Gambling is entertainment. As long as you can afford the losses you incur and they are, in your hierarchy of values, worth the enjoyment you gain from the process, I don't see it as much different from paying for dinner and a movie. As for the alleged parallel to the stock market let me quote Midas Mulligan, the banker from Atlas Shrugged: "The reason you will never be rich is because you think that what I do is gambling."
answered Dec 21 '11 at 14:06
Kyle Haight ♦
IN RESPONSE TO THE UPDATED QUESTION:
You are still using "sacrifice" incorrectly, despite the other answers' and comments' attempts to explain to you the definition. You are using "sacrifice" to mean any time a value is relinquished, regardless of the expected or actual return. This is simply wrong.
The key distinction between welfare and other transactions (banking, etc.) is that welfare payments are taken from payers by force, while business transactions are entered into freely. The initiation of force violates the rights of those forced to pay. The victims of extortion for welfare are never better off, even if they get paid back more money later. The loss of one's freedom cannot be so easily compensated. Once the principle "the government can violate rights as long as it is acting, in its infinite wisdom, in the interest of the victims" is accepted, people are doomed to lose all their freedom, because anything the government does it will justify as being in the people's interest.
Let me reiterate: Objectivism rejects the notion that a majority can do whatever it wants as long as its actions are "beneficial." It also rejects the notion that such actions actually are beneficial. The current results of a century-and-a-half of governments acting "in the public interest" should be proof enough for you that what they call the public interest is not in the interest of the public.

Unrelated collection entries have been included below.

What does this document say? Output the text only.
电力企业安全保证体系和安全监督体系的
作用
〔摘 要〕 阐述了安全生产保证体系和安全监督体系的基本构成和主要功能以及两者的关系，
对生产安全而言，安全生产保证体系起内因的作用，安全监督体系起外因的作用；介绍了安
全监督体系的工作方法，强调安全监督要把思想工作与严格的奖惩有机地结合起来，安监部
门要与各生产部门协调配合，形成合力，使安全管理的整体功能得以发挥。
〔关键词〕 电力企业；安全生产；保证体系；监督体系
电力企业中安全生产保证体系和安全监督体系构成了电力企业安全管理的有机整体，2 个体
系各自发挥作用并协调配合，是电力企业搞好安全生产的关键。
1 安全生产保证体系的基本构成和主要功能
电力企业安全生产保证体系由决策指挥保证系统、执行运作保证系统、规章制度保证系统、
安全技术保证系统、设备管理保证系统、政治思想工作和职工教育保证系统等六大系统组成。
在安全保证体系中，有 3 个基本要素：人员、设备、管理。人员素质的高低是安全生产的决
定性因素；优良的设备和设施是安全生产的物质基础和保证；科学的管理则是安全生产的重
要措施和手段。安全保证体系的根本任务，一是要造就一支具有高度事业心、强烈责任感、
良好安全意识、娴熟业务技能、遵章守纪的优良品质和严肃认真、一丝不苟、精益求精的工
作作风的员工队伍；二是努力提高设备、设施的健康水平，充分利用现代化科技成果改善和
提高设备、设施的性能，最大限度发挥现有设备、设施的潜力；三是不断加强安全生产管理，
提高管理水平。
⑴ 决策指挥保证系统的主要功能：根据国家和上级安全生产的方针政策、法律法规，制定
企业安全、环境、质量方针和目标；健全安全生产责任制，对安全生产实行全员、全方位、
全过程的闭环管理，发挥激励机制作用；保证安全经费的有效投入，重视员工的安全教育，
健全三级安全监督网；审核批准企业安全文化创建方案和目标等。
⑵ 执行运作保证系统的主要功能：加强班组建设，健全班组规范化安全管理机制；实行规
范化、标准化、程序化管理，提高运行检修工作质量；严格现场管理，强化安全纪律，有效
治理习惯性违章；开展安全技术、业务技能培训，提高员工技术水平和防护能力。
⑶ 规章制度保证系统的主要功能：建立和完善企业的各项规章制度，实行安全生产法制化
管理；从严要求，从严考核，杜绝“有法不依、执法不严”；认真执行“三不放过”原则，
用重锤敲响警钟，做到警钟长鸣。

Furthermore, values are objective, but not intrinsic. For something to be an objective value to someone (1) they must recognize it as a value, and (2) it must actually enhance their life. Not only is compensation for forced welfare payments not life enhancing (as discussed above), but it also is not chosen by the victim, and thus is not a value to him.
If, on the other hand, you mean charity rather than welfare (I sense some things might be getting lost in translation), that is a different story. Charity is voluntary, and can result in a WIN-WIN transaction. However, one would have to evaluate such transactions on a case-by-case basis to see make sure it really was not a sacrifice.